La modernità del film è tale che perfino eventi recenti come la pandemia sembrano riflessi nel monologo di Beale, quando parla dell’aria “irrespirabile” e del cibo “non commestibile”. E non è un caso che Jim Carrey, protagonista di un’altra opera profetica come The Truman Show, consideri Quinto Potere uno dei film più importanti mai realizzati. Entrambe le storie descrivono un’umanità plasmata dalla rappresentazione, intrappolata in un sistema che usa la realtà come spettacolo e lo spettacolo come realtà.

A rendere tutto ancora più straordinario è l’intelligenza con cui il film costruisce il proprio dispositivo di denuncia. Sidney Lumet dirige con precisione chirurgica un cast memorabile: Peter Finch, Faye Dunaway, William Holden e Beatrice Straight consegnano performance che incarnano un mondo cinico, spietato, in cui la morale soccombe davanti agli ascolti. Il personaggio di Diana Christensen, interpretato da Dunaway, rappresenta una generazione di dirigenti che vede la televisione non più come servizio pubblico, ma come macchina da guerra culturale. È la personificazione dell’intrattenimento che divora tutto, anche l’etica.

E mentre la relazione tra informazione e spettacolo si fa sempre più ambigua, Quinto Potere racconta anche la responsabilità del pubblico. Beale diventa un idolo proprio perché le persone lo seguono, lo credono, si fidano di lui. Non è solo vittima della televisione: ne è anche prodotto. E qui il film raggiunge la sua dimensione più profonda e inquietante: ci obbliga a riconoscere che, quando l’intrattenimento assume il controllo del discorso pubblico, la società intera diventa complice.

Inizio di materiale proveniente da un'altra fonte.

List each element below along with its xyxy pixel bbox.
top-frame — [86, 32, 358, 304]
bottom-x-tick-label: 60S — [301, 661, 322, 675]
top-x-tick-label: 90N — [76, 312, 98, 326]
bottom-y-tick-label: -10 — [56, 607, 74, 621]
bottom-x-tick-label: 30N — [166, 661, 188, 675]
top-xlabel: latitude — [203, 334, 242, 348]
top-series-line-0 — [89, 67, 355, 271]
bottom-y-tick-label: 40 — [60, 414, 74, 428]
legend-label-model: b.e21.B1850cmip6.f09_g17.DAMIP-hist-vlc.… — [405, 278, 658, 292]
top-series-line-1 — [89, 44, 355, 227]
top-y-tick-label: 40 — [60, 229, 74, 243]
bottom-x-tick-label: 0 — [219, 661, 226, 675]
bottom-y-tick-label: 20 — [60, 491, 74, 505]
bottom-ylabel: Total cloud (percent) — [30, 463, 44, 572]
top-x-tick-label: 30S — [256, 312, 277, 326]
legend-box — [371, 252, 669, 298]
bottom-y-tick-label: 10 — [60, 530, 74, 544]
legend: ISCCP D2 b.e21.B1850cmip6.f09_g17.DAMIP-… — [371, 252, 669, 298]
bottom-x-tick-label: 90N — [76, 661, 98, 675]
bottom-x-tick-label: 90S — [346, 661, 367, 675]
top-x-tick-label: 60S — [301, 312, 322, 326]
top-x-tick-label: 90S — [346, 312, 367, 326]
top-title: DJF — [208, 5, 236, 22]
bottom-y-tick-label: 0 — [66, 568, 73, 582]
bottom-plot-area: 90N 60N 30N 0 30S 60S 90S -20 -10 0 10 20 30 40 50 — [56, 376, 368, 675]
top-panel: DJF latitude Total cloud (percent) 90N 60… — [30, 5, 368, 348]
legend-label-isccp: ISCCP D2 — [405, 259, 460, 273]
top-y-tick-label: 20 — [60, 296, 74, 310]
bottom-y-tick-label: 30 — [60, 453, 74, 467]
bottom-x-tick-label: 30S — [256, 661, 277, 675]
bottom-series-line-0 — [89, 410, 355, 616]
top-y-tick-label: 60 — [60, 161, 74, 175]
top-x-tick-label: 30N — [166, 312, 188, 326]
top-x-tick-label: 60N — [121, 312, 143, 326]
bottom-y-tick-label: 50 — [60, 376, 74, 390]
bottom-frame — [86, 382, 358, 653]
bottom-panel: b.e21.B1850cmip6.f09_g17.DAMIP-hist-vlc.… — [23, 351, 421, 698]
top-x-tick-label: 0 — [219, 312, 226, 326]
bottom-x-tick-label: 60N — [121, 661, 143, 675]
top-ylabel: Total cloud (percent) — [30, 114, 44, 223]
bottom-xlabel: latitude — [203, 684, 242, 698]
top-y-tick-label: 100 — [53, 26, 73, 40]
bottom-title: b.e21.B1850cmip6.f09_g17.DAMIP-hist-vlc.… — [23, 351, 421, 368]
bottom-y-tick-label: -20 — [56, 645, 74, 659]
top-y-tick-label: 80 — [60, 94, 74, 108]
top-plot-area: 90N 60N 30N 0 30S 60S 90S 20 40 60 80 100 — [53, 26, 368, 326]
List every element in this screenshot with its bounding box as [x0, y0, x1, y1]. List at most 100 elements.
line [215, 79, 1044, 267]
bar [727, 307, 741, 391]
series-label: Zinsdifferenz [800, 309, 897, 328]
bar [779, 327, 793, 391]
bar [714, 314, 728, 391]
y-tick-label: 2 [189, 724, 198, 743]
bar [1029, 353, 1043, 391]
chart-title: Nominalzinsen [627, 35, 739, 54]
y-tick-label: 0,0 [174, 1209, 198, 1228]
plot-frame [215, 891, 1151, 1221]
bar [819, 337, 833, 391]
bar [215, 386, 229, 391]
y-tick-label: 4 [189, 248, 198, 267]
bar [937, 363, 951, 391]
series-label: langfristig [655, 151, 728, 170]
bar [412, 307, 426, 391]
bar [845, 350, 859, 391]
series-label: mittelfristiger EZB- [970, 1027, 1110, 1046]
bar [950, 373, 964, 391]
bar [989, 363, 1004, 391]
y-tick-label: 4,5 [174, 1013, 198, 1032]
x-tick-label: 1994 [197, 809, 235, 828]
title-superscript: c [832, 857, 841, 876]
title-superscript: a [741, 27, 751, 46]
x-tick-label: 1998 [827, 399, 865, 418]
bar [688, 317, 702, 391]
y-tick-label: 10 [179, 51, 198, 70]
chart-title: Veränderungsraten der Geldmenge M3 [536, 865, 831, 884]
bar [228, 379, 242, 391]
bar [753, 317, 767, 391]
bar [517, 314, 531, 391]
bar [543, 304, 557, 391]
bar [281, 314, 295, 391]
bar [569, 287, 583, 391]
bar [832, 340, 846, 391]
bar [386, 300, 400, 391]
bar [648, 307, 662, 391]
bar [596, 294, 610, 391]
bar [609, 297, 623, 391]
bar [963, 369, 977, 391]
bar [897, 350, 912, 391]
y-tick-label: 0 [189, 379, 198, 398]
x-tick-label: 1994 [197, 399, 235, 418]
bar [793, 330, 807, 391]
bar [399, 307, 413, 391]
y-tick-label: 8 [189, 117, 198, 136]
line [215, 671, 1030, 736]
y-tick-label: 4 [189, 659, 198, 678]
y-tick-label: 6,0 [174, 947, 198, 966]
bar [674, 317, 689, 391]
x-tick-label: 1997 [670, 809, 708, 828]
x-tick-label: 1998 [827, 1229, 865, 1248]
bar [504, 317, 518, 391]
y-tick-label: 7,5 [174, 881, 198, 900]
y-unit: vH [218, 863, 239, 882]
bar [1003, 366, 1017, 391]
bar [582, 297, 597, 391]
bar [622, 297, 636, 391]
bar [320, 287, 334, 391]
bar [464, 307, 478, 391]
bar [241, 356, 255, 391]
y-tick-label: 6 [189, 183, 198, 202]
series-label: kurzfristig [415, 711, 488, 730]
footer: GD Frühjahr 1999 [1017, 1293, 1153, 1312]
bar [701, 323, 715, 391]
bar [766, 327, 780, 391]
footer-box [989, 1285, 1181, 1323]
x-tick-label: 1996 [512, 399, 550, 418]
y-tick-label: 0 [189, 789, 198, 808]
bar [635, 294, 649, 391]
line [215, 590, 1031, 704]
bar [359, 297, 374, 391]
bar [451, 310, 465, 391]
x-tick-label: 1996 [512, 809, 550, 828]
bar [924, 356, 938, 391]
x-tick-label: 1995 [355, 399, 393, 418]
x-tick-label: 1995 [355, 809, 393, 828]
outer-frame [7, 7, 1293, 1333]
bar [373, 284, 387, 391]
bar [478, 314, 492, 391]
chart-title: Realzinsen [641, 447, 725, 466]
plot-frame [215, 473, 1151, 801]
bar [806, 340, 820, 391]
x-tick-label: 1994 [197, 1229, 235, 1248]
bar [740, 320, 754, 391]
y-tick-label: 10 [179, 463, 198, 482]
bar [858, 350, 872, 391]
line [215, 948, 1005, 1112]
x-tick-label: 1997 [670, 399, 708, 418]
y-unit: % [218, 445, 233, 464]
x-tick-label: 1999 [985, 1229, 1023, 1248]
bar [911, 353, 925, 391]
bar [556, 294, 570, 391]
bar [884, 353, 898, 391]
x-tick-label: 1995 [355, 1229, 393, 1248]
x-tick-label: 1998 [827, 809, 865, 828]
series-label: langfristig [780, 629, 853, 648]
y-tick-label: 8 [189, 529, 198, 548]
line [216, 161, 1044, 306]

Forse è per questo che il film continua a crescere in rilevanza, anno dopo anno. Ogni volta che un politico parla come una star dei social, ogni volta che una notizia falsa diventa virale, ogni volta che la rabbia collettiva viene organizzata, amplificata e monetizzata, Quinto Potere torna a parlarci. E lo fa con una forza che oggi sembra addirittura maggiore rispetto al 1976.

Alla fine, la domanda che il film ci pone è semplice e terribile: quanto manca prima che il nostro mondo diventi identico a quello di Howard Beale? La risposta, guardando l’oggi, è forse la vera ragione per cui questa storia appare ancora così clamorosamente profetica.